O britânico Danny Bryant é um discípulo, ainda que inconsciente, de Bonamassa. É um instrumentista que reza a qualidade do timbre de sua guitarra, com notas gigantes e longas, capazes de sustentar toda a tensão e a densidade de canções fortes e pesadas, na maioria das vezes.

Seu blues rock também tem origem no que de melhor foi produzido nos anos 70, em bandas incandescentes como Humble Pie, Bad Company e músicos como Robin Trower, Rory Gallagher e Pat Travers.

Bryant valoriza timbres, mas muito mais as canções. É um artista que as esculpe e realça cada detalhe, algo que às vezes se perde por conta da pegada forte e da distorção e saturação que coloca nos fraseados.

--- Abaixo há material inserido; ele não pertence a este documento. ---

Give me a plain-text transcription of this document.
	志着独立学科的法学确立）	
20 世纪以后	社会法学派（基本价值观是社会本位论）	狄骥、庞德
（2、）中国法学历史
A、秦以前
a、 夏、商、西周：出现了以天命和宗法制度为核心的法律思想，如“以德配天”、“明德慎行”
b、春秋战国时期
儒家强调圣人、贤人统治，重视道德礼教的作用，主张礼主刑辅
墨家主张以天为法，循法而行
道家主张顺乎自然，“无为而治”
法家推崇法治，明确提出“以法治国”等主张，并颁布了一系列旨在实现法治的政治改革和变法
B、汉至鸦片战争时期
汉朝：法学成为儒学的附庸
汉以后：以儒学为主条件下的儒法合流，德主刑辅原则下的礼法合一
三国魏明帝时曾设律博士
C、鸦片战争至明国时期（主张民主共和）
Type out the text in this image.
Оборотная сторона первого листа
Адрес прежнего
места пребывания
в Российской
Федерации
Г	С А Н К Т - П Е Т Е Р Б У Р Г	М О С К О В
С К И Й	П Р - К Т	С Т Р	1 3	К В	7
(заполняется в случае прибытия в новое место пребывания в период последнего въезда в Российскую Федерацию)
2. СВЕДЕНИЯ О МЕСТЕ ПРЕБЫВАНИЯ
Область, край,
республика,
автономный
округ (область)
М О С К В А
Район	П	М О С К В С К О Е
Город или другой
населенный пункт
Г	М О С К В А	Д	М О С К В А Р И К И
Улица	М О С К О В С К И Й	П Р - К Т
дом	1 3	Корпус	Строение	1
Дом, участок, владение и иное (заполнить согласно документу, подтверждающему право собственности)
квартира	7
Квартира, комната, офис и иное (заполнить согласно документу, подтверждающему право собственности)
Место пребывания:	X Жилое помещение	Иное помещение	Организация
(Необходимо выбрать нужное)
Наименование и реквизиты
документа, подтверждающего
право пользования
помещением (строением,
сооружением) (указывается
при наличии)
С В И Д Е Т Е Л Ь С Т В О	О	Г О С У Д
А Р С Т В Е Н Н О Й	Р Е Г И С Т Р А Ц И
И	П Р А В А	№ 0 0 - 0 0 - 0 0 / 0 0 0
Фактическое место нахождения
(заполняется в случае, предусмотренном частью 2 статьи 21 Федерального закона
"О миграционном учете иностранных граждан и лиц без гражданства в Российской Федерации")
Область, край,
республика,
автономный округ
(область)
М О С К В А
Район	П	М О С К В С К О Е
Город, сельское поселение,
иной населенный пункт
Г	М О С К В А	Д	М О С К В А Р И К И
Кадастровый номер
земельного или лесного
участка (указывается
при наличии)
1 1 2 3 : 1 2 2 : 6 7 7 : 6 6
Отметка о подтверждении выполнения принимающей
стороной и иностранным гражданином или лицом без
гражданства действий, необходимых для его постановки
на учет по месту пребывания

Em “The Rage of Survive”, encontrou o equilíbrio necessário para tornar este trabalho melhor que o antecessor, o ótimo “Means to Escape”.

O blues está mais presente do que o rock em todo o álbum, com canções que variam das baladas arrebatadoras, como “Invisibe Me”, ao blues mais tradicional de “Rescue Me”, passando pela música mais pop em “Make Me Pay” e Looking Good”.

A cara de rock inglês, no entanto, fica caracterizada por conta de suas músicas emblemáticas: “Rain Stopped Play”, com sua pegada mais americanizada, e o hard rock da faixa-título, a melhor música, que tem uma energia contagiante e um riff sensacional.

Bryant não é tão exuberante quanto Bonamassa, mas compensa com suor e uma carga emocional que não é muito comum entre os bluesmen ingleses. Mergulha fundo nas canções e as transforma em lamentos que cutucam no fundo da alma. É um nome em contínua ascensão na Inglaterra e promete em breve espalhar seu blues pegajoso e pesadão por outras paragens – aliás, isso já deveria ter acontecido.